I call this Incident Replay. It is Tessera’s killer feature for remediation work, and it required a dedicated architecture component to get right.

How Incident Replay Works

An Incident Replay query triggers a specialized retrieval path. First, the graph is traversed to find all Incident nodes matching the criteria. Each incident has a chronological chain of Decision nodes, Communication nodes, and Outcome nodes. The chain represents the full timeline of the incident from detection through resolution.

Second, the chain is serialized into a narrative: what happened, in what order, with what result. The narrative includes my decisions at each stage, the reasoning behind them (if captured in the artifacts), the stakeholder communications, and the final outcome assessment.

Third, the narrative is compared to the current situation. Where are the parallels? Where do the situations diverge? What decisions from the precedent are applicable and which are not? The comparison is surfaced alongside the replay so I can make informed judgments rather than blindly following past patterns.

The Chronological Challenge

Building accurate timelines from unstructured artifacts is harder than it appears. Emails have timestamps, but the decision they document may have been made hours or days earlier. Meeting notes reference dates inconsistently. Some artifacts have no reliable timestamp at all.

Tessera uses a multi-signal approach to timeline construction. Email timestamps are primary. Referenced dates in the content are secondary. Causal ordering (this decision must have preceded this outcome) provides constraints even when timestamps are missing. The resulting timeline is approximate but useful, and the approximation is disclosed in the replay narrative.

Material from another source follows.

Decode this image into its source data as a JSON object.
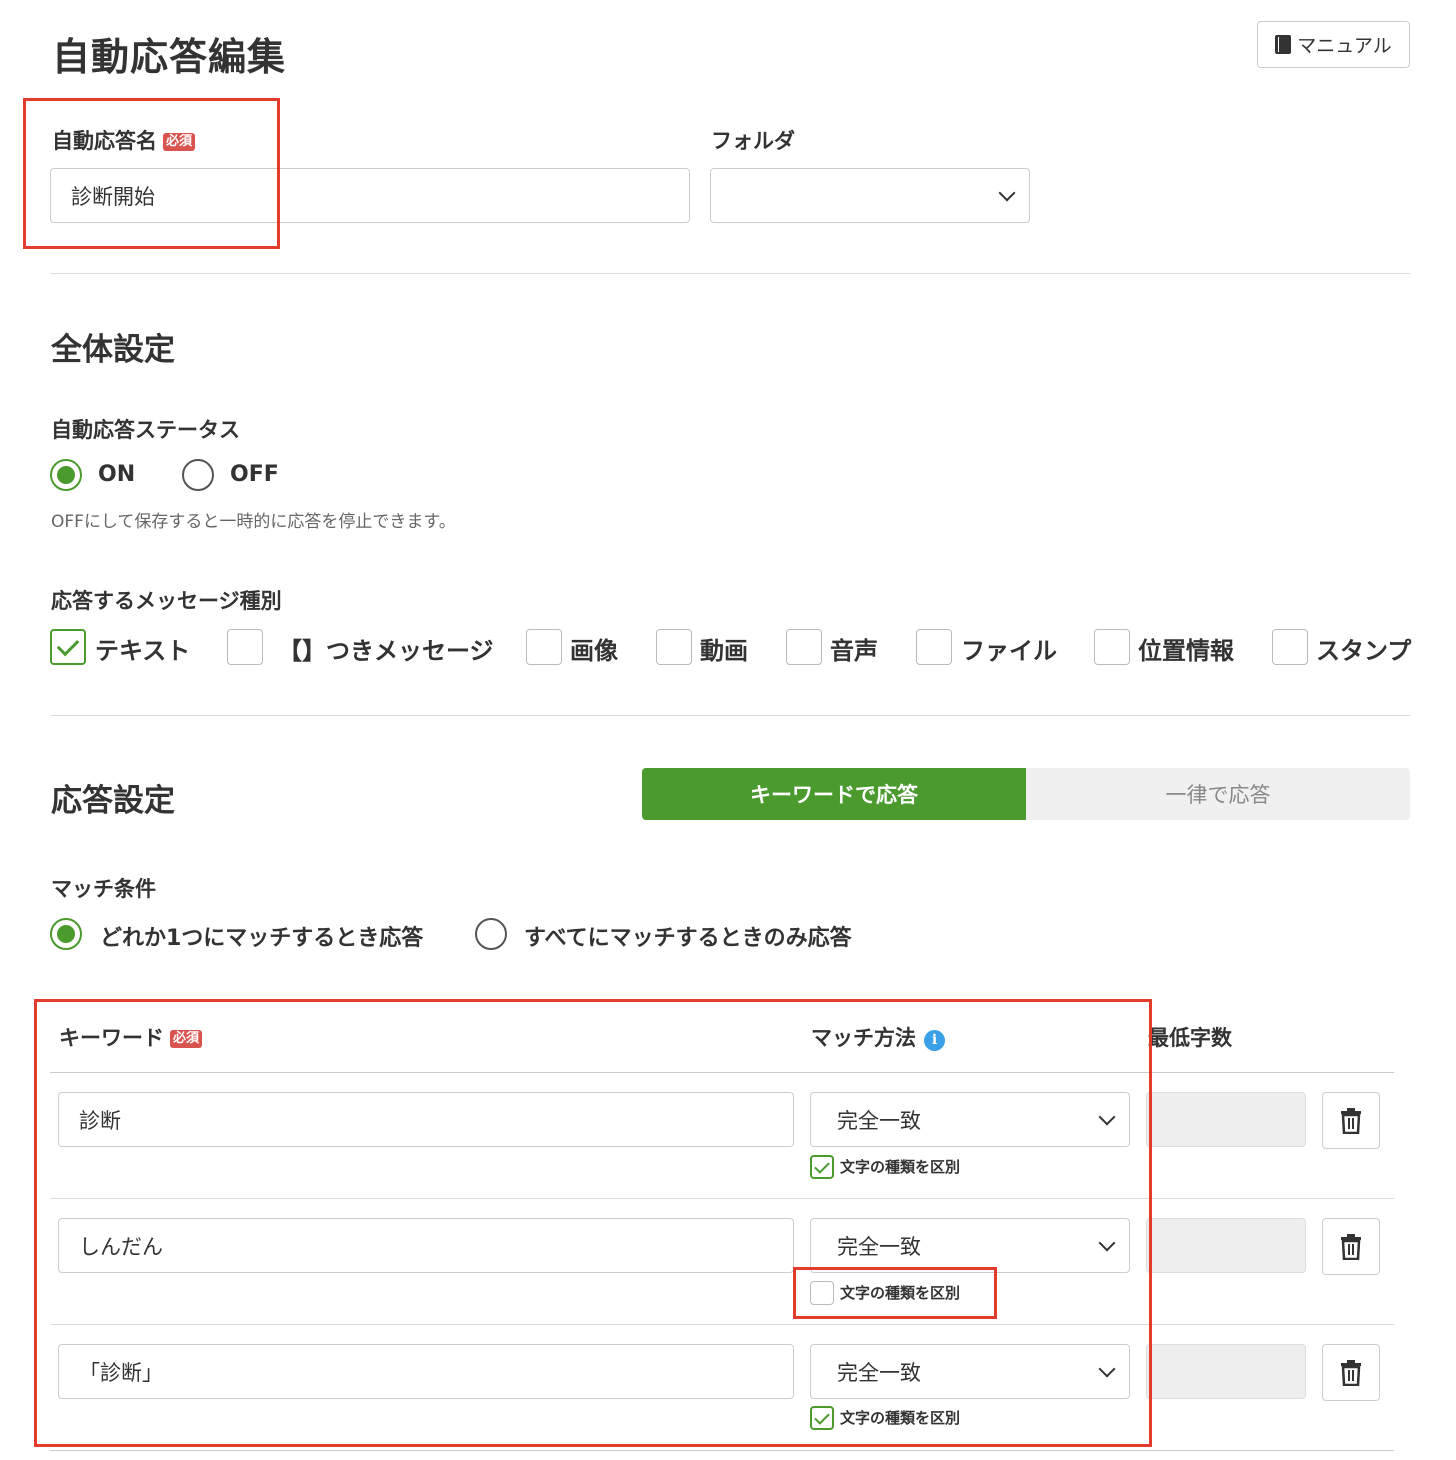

Accuracy matters here because remediation decisions are often time-sequenced. The order in which actions were taken matters as much as the actions themselves. Presenting a timeline with incorrect ordering could suggest a causal relationship that does not exist, leading to wrong conclusions about what worked and why.

What Makes This Different

A standard RAG system could find documents related to a past incident. Tessera does something fundamentally different: it reconstructs the incident as a decision sequence and presents it as a coherent narrative that I can learn from and apply to the current situation.

The difference is between finding information and understanding experience. Information tells you what happened. Experience tells you what it felt like to navigate it, what was confusing, what was clear, what you would do differently. Tessera captures experience, not just information, because the artifacts it ingests include my reflections, my corrections, and my post-mortems alongside the operational data.

This is the capability that justifies the entire project. Everything else, the life assistant features, the scheduling support, the personal management capabilities, those are valuable. But Incident Replay under pressure, when a client is down and I need to make good decisions fast, that is where Tessera earns its existence.